Initially we had a mixture of home grown, bare metal boxes in the office. Additionally, we had a bare-bones Amazon EC2 presence — for bursty job requirements. That was our initial scaling strategy, manually managed VMs to take on additional load.
From there we looked at operationalizing the whole stack. First we invested in operationalizing VMs on bare metal. We took 25 machines, cleared them, and built an OpenStack cluster. We scaled that up to about 60 machines on-premises. This allowed us to eliminate EC2, but as we scaled that cluster we experienced a lot of pain and complexity. So we took a portion of the cluster and ran Eucalyptus instead. That ended up being interesting, but not very mature compared to OpenStack.
Then we tested what Psyduck with containers.
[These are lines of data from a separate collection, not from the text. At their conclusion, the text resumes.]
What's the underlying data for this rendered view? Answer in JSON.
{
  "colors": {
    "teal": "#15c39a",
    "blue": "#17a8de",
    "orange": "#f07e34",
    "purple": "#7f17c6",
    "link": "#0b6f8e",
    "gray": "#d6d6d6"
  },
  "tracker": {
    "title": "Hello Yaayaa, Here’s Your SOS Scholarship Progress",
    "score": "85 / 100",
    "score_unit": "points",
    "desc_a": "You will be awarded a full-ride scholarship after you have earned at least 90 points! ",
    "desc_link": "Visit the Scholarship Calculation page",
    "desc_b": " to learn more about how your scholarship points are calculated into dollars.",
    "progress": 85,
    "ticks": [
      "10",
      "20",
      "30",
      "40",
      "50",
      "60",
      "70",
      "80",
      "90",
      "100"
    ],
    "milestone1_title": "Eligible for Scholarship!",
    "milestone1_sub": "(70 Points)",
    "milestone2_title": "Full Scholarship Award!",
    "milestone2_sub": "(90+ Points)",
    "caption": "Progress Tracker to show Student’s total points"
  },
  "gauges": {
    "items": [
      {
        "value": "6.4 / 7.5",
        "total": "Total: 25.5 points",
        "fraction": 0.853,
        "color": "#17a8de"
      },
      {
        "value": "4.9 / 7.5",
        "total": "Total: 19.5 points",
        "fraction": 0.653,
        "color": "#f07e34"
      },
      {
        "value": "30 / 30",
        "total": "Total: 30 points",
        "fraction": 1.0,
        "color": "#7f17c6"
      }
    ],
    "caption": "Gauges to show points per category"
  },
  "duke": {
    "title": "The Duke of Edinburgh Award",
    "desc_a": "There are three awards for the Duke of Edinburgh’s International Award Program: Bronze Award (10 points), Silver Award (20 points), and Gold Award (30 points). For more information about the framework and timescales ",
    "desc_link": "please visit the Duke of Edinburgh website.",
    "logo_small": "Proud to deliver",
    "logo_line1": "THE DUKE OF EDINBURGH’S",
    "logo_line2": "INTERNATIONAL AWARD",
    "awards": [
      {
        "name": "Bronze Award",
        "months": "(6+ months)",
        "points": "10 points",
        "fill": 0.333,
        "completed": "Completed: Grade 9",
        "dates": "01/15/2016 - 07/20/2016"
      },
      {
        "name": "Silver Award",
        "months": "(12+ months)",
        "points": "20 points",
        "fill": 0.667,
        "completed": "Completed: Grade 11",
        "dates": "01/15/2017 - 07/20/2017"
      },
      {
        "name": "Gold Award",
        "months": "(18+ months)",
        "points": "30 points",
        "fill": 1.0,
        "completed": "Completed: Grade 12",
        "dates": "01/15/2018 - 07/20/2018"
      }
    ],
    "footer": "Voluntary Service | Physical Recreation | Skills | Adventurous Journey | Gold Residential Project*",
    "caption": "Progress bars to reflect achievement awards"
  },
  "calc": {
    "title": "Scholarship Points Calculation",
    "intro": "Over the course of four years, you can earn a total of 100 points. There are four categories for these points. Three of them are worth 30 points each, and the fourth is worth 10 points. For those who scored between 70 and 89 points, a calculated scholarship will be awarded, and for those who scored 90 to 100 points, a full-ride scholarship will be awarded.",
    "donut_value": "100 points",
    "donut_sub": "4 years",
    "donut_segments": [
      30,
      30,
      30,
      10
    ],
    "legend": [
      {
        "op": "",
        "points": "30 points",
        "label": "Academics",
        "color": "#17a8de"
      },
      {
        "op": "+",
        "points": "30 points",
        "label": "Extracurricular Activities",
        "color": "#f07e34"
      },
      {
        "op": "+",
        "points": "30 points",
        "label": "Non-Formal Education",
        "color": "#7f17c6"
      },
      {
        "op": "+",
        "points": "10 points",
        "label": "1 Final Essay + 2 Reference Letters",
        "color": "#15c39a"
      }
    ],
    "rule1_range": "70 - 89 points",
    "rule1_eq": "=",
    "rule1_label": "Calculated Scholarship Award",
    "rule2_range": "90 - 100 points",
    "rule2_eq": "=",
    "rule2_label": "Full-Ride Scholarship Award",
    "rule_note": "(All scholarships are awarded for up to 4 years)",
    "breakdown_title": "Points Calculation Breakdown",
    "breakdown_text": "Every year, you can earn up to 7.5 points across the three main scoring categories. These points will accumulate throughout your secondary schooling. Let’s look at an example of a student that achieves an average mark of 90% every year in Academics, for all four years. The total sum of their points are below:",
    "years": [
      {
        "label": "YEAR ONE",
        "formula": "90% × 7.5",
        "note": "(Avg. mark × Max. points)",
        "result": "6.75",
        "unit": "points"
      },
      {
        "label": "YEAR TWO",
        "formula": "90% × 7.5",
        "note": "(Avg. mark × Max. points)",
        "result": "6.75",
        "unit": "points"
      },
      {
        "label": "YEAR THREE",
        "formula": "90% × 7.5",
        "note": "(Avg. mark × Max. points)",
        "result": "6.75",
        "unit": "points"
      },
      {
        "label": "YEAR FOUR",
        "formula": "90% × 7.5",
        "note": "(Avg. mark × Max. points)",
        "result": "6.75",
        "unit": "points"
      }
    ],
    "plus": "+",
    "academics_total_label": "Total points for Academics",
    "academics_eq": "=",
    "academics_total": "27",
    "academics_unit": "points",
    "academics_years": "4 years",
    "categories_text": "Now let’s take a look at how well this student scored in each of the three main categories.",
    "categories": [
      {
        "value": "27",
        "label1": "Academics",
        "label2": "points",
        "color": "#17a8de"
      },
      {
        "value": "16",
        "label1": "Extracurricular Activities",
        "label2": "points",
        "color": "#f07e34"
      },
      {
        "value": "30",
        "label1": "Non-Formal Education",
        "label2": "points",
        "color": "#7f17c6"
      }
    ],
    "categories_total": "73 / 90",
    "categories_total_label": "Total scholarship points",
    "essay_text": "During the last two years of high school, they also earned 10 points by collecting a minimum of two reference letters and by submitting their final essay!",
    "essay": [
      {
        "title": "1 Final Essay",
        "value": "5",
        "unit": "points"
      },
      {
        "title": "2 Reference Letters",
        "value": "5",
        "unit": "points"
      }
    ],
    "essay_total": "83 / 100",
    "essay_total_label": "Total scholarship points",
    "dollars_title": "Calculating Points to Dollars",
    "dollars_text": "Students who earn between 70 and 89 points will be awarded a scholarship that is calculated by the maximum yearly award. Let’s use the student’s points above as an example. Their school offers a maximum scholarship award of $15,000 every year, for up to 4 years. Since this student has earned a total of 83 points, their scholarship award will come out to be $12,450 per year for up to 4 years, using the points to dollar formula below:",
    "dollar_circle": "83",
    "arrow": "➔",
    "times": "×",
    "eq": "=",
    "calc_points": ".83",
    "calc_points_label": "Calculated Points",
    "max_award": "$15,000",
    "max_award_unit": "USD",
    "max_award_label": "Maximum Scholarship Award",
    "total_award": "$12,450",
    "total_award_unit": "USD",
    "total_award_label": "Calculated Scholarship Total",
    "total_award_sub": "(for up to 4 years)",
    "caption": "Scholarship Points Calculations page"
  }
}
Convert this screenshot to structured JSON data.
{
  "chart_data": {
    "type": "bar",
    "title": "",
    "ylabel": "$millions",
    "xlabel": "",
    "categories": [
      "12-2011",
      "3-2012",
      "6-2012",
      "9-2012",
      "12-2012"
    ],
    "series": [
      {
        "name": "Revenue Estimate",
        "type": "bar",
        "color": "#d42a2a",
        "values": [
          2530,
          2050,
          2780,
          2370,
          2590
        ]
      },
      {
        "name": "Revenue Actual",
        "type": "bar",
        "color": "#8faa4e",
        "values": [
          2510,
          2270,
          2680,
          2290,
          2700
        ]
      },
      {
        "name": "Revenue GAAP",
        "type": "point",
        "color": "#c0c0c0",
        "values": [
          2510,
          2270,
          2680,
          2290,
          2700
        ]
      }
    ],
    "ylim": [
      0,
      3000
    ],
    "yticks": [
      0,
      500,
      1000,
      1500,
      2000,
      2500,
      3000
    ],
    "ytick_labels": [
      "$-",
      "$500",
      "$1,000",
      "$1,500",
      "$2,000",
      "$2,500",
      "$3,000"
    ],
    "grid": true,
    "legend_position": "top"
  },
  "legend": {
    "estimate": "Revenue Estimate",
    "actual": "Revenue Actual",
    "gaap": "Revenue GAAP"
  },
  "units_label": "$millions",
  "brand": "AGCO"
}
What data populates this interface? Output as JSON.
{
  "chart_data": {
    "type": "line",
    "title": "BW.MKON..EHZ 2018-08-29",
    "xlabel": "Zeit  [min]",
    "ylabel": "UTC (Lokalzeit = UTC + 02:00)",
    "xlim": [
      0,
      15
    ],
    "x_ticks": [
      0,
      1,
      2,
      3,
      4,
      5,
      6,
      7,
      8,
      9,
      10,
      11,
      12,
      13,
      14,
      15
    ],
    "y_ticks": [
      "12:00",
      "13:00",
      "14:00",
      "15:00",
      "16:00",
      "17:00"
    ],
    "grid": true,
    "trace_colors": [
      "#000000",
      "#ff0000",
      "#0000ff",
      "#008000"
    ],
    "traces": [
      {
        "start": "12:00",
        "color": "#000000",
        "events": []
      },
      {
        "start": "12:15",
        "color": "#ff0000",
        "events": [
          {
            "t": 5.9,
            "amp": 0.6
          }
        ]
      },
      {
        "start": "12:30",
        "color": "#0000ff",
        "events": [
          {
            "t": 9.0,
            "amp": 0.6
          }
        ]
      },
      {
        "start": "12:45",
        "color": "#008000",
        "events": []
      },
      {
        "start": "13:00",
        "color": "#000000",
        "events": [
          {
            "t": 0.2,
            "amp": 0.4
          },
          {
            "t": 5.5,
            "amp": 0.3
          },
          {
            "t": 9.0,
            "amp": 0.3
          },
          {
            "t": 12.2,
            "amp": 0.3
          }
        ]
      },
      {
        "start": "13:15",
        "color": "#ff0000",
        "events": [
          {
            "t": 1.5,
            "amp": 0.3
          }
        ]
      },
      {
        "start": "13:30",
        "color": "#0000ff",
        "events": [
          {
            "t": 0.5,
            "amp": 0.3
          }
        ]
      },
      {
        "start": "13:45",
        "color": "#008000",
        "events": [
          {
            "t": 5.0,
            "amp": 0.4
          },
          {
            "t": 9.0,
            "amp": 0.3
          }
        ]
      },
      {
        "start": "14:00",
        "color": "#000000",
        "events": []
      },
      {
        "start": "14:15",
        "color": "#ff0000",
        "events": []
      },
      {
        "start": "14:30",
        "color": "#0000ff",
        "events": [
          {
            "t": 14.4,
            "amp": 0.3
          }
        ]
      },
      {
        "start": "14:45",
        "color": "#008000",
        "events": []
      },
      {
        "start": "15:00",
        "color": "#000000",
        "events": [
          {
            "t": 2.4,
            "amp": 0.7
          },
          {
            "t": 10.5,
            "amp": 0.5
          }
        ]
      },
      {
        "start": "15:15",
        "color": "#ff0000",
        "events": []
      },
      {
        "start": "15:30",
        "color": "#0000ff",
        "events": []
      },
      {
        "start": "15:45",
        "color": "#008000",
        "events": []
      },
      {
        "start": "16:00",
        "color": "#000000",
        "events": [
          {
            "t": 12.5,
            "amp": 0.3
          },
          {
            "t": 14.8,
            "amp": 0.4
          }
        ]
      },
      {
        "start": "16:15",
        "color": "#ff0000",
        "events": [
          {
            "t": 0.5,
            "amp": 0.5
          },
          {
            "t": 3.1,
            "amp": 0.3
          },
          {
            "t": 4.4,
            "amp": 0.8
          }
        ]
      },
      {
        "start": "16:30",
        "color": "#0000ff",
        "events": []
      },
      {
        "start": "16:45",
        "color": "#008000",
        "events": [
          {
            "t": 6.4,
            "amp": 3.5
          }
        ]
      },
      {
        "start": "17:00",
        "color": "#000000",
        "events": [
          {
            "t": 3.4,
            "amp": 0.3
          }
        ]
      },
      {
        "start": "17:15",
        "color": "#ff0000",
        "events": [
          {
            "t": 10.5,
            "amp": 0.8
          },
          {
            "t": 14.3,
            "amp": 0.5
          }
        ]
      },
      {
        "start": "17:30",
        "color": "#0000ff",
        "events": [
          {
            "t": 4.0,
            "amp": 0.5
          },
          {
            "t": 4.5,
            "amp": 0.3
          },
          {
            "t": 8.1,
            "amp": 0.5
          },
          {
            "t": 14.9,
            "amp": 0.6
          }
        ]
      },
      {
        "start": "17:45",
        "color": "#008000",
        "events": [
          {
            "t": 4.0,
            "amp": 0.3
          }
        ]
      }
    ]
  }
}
Docker gave us the ability to spin up in seconds (rather than VMs in minutes).
The results
We’re very happy with the outcome of this journey. The container abstraction is solid for performance, isolation, ephemerality — everything that matters in software unit testing. We don’t care about persistence: the test runners come up as containers, do a bunch of work, write out to a distributed file system, and disappear. This abstraction allows us to not worry about what happens to containers, only that they complete their job and then go away.
In the end, Psyduck helped us alleviate most of the headaches around testing software at our scale. Running containers on bare metal, we can afford to put our own products through the most demanding testing regime in our industry.
Metrics
Today, we successfully run a testing cluster composed of hundreds of machines, which executes millions of tests every day. Psyduck drives engineering productivity and allows us to iterate on our database software in a fast and safe way. Psyduck runs several months of computing time in one day.
hundreds of machines
millions of tests
Thousands of engineer interactions per day - each of which can save an engineer up to a hour of work
Allows engineers to do work they individually can’t do
Enables them to work in parallel with themselves
One engineer can work on multiple projects, which can each be tested in parallel by Psyduck while the engineer works on something else
We have been able to build a award winning database in a competitive market with a very small engineering team because of Psyduck
The Technology
Psyduck - this includes MemSQL IP
Amazon EC2
Docker
Kubernetes
Diamanti
Disruptive Factor
The biggest challenges was trying to fit a complex problem into third party solutions - we went throughmany iterations. All of these failed and forced us to write more of Psyduck.
At the end of the day, Psyduck enables our engineering team to be more productive and build a more complex solution with a smaller team. Psyduck is critical to the engineering team, and is vital for building MemSQL technology for external customers.
Unlike other testing frameworks, a single Psyduck test run can be composed of thousands of individual container executions that happen over a large distributed system. Each of these containers may require large amounts of dedicated computing resources and Psyduck is designed to handle this case. One additional complexity of our tests is that most of them are integration tests that require spinning up. Other frameworks tend to be more static and focused on unit-testing, which can be more easily parallelized.
Unit test verifies that a small piece of functionality is independently correct. The unit tests only look at that specific thing in absence of other parts of the system.
Integration Test operates on the system or product as a whole. These are hard to parallelize and setup since each one requires a large amount of configuration and dedicated resources. Psyduck focuses on providing a solution that is optimized to run Integration Tests in parallel at scale - as well as unit tests.
Shining Moment
Growing Psyduck to a size when it became a vital team member. When we moved out of the office closet into dedicated space at a colocation facility in SF.